USC's 2016 Three Minute Thesis runner-up Jacqueline Burgess and winner Paula Loveday

14 July 2016

A University of the Sunshine Coast researcher who has developed an app to help people become happier has won USC’s annual Three Minute Thesis competition.

PhD student Paula Loveday was judged the best of seven Higher Degree by Research contestants after outlining her research into the Best Possible Selves (BPS) activity, a positive psychology exercise that gets participants to imagine their lives working out in the best possible way.

The Engage Research Cluster researcher won a $1,000 cash prize and will represent USC at the Asia-Pacific Three Minute Thesis competition in Brisbane in September.

Paula explained in her three-minute presentation that she had developed an app to help people conduct the Best Possible Self meditation through an easy writing task.

Runner-up was Jacqueline Burgess, also of the Engage Research Cluster, who discussed the serious implications for video game developers who antagonise their fans.

The competition was one of several held for USC researchers as part of its annual Research Conference this week that had the theme ‘Local Research, Global Impact’.

The top prize in the Minute to Win It competition for USC academics went to Senior Lecturer in Exercise Physiology Dr Colin Solomon for his presentation called ‘Happily Doing Research’ about the wellbeing of Higher Degree by Research students at universities.

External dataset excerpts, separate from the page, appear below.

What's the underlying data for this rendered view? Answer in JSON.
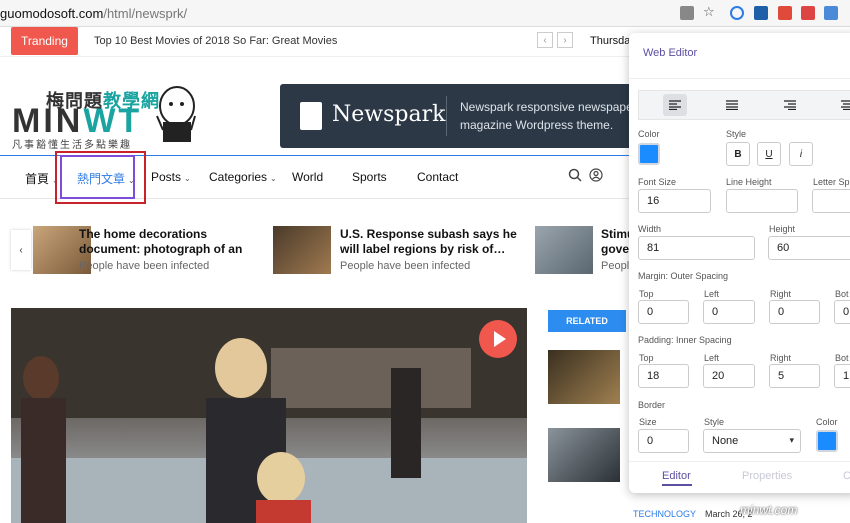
{
  "browser": {
    "url_host": "guomodosoft.com",
    "url_path": "/html/newsprk/"
  },
  "trending": {
    "badge": "Tranding",
    "headline": "Top 10 Best Movies of 2018 So Far: Great Movies",
    "prev": "‹",
    "next": "›",
    "date": "Thursday"
  },
  "header": {
    "logo_zh_a": "梅問題",
    "logo_zh_b": "教學網",
    "logo_en_a": "MIN",
    "logo_en_b": "WT",
    "logo_sub": "凡事豁懂生活多點樂趣",
    "banner_brand": "Newspark",
    "banner_tagline": "Newspark responsive newspaper magazine Wordpress theme."
  },
  "nav": {
    "items": [
      {
        "label": "首頁",
        "caret": "⌄"
      },
      {
        "label": "熱門文章",
        "caret": "⌄"
      },
      {
        "label": "Posts",
        "caret": "⌄"
      },
      {
        "label": "Categories",
        "caret": "⌄"
      },
      {
        "label": "World",
        "caret": ""
      },
      {
        "label": "Sports",
        "caret": ""
      },
      {
        "label": "Contact",
        "caret": ""
      }
    ]
  },
  "ticker": {
    "prev": "‹",
    "articles": [
      {
        "title": "The home decorations document: photograph of an",
        "meta": "People have been infected"
      },
      {
        "title": "U.S. Response subash says he will label regions by risk of…",
        "meta": "People have been infected"
      },
      {
        "title": "Stimu gover",
        "meta": "People"
      }
    ]
  },
  "sidebar": {
    "related_label": "RELATED",
    "footer_tag": "TECHNOLOGY",
    "footer_date": "March 26, 2"
  },
  "watermark": "minwt.com",
  "editor": {
    "title": "Web Editor",
    "color_label": "Color",
    "style_label": "Style",
    "style_buttons": [
      "B",
      "U",
      "i"
    ],
    "font_size_label": "Font Size",
    "font_size": "16",
    "line_height_label": "Line Height",
    "line_height": "",
    "letter_spacing_label": "Letter Sp",
    "width_label": "Width",
    "width": "81",
    "height_label": "Height",
    "height": "60",
    "margin_label": "Margin: Outer Spacing",
    "margin": {
      "top_label": "Top",
      "top": "0",
      "left_label": "Left",
      "left": "0",
      "right_label": "Right",
      "right": "0",
      "bottom_label": "Bot",
      "bottom": "0"
    },
    "padding_label": "Padding: Inner Spacing",
    "padding": {
      "top_label": "Top",
      "top": "18",
      "left_label": "Left",
      "left": "20",
      "right_label": "Right",
      "right": "5",
      "bottom_label": "Bot",
      "bottom": "1"
    },
    "border_label": "Border",
    "border_size_label": "Size",
    "border_size": "0",
    "border_style_label": "Style",
    "border_style": "None",
    "border_color_label": "Color",
    "tabs": [
      "Editor",
      "Properties",
      "C"
    ],
    "accent_color": "#1a8cff"
  }
}
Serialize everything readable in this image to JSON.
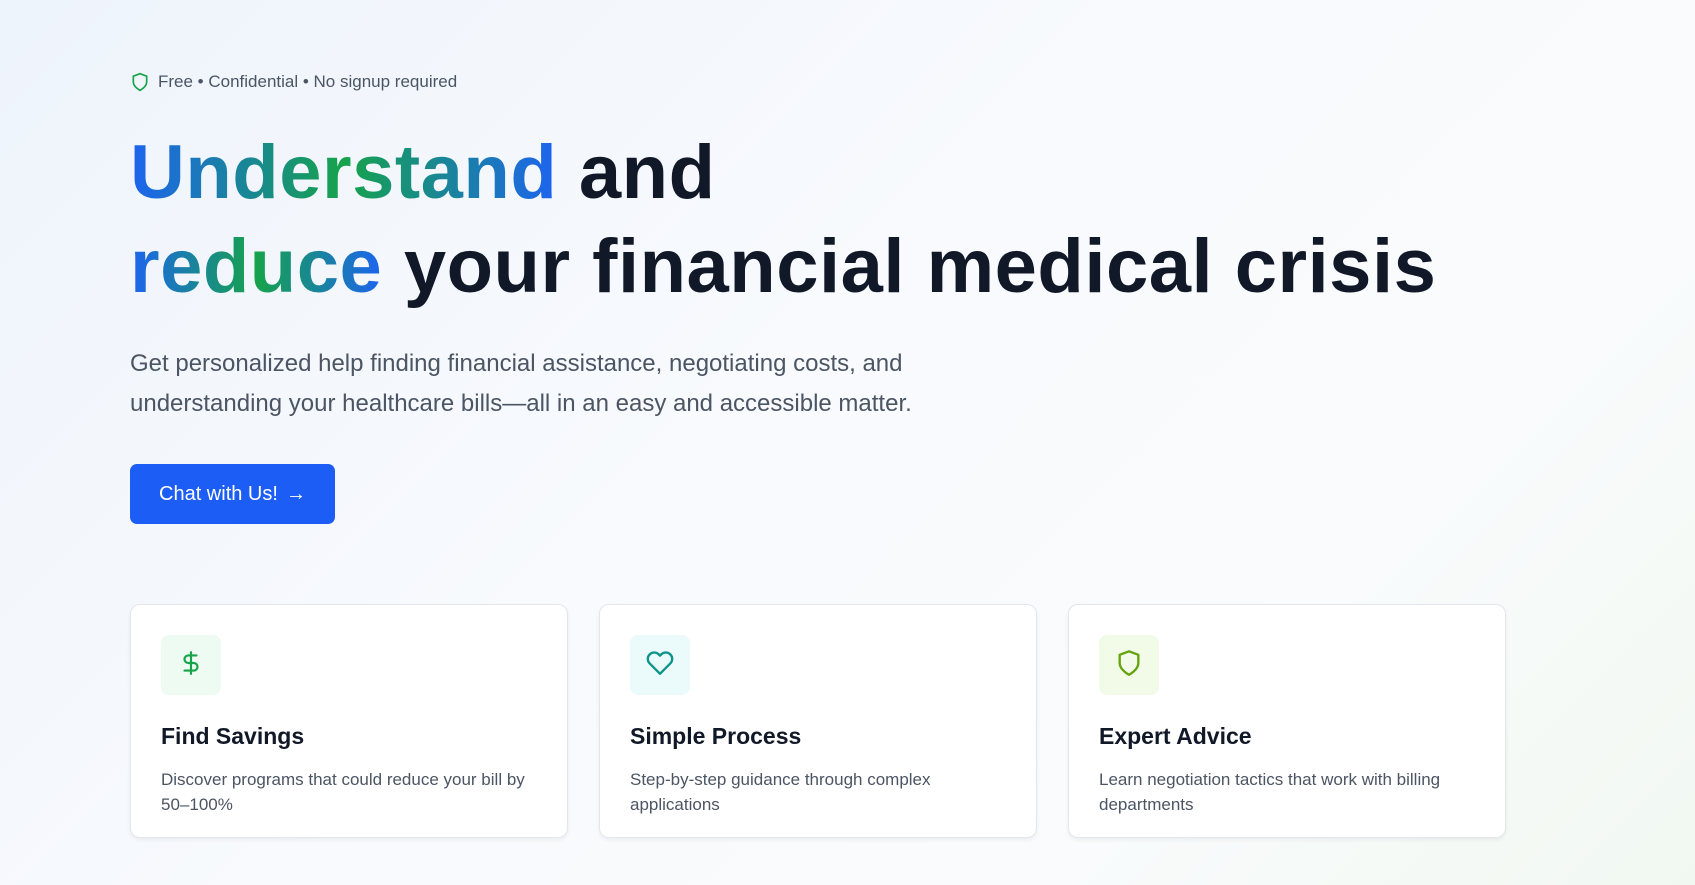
{
  "hero": {
    "trust_line": "Free • Confidential • No signup required",
    "headline": {
      "line1_highlight": "Understand",
      "line1_rest": " and",
      "line2_highlight": "reduce",
      "line2_rest": " your financial medical crisis"
    },
    "subheadline": "Get personalized help finding financial assistance, negotiating costs, and understanding your healthcare bills—all in an easy and accessible matter.",
    "cta": {
      "label": "Chat with Us!",
      "arrow": "→"
    }
  },
  "features": [
    {
      "icon": "dollar-icon",
      "title": "Find Savings",
      "description": "Discover programs that could reduce your bill by 50–100%",
      "icon_color": "#16a34a",
      "badge_color": "#eefbf2"
    },
    {
      "icon": "heart-icon",
      "title": "Simple Process",
      "description": "Step-by-step guidance through complex applications",
      "icon_color": "#0d9488",
      "badge_color": "#ebfafa"
    },
    {
      "icon": "shield-icon",
      "title": "Expert Advice",
      "description": "Learn negotiation tactics that work with billing departments",
      "icon_color": "#65a30d",
      "badge_color": "#f2fbe8"
    }
  ],
  "colors": {
    "primary": "#1c5ef5",
    "gradient_blue": "#1d64f0",
    "gradient_green": "#16a34a",
    "heading": "#111827",
    "body_text": "#4b5563"
  }
}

An honourable mention went to Professor of Geography Professor Patrick Nunn who has researched ancient Indigenous stories of sea-level rise and how these can inform current sustainability efforts.

Another highlight of USC’s Research Conference was a public seminar on Wednesday evening that outlined how research can give a competitive edge to elite athletes, including those attending the 2016 Rio Olympics and Paralympics.

Six leading USC sports researchers discussed various topics including: what elite athletes eat and drink; how they try to prevent injury; how they psych themselves into a winning state of mind; how they deal with the media spotlight; different stages of training; and strategies for recovery.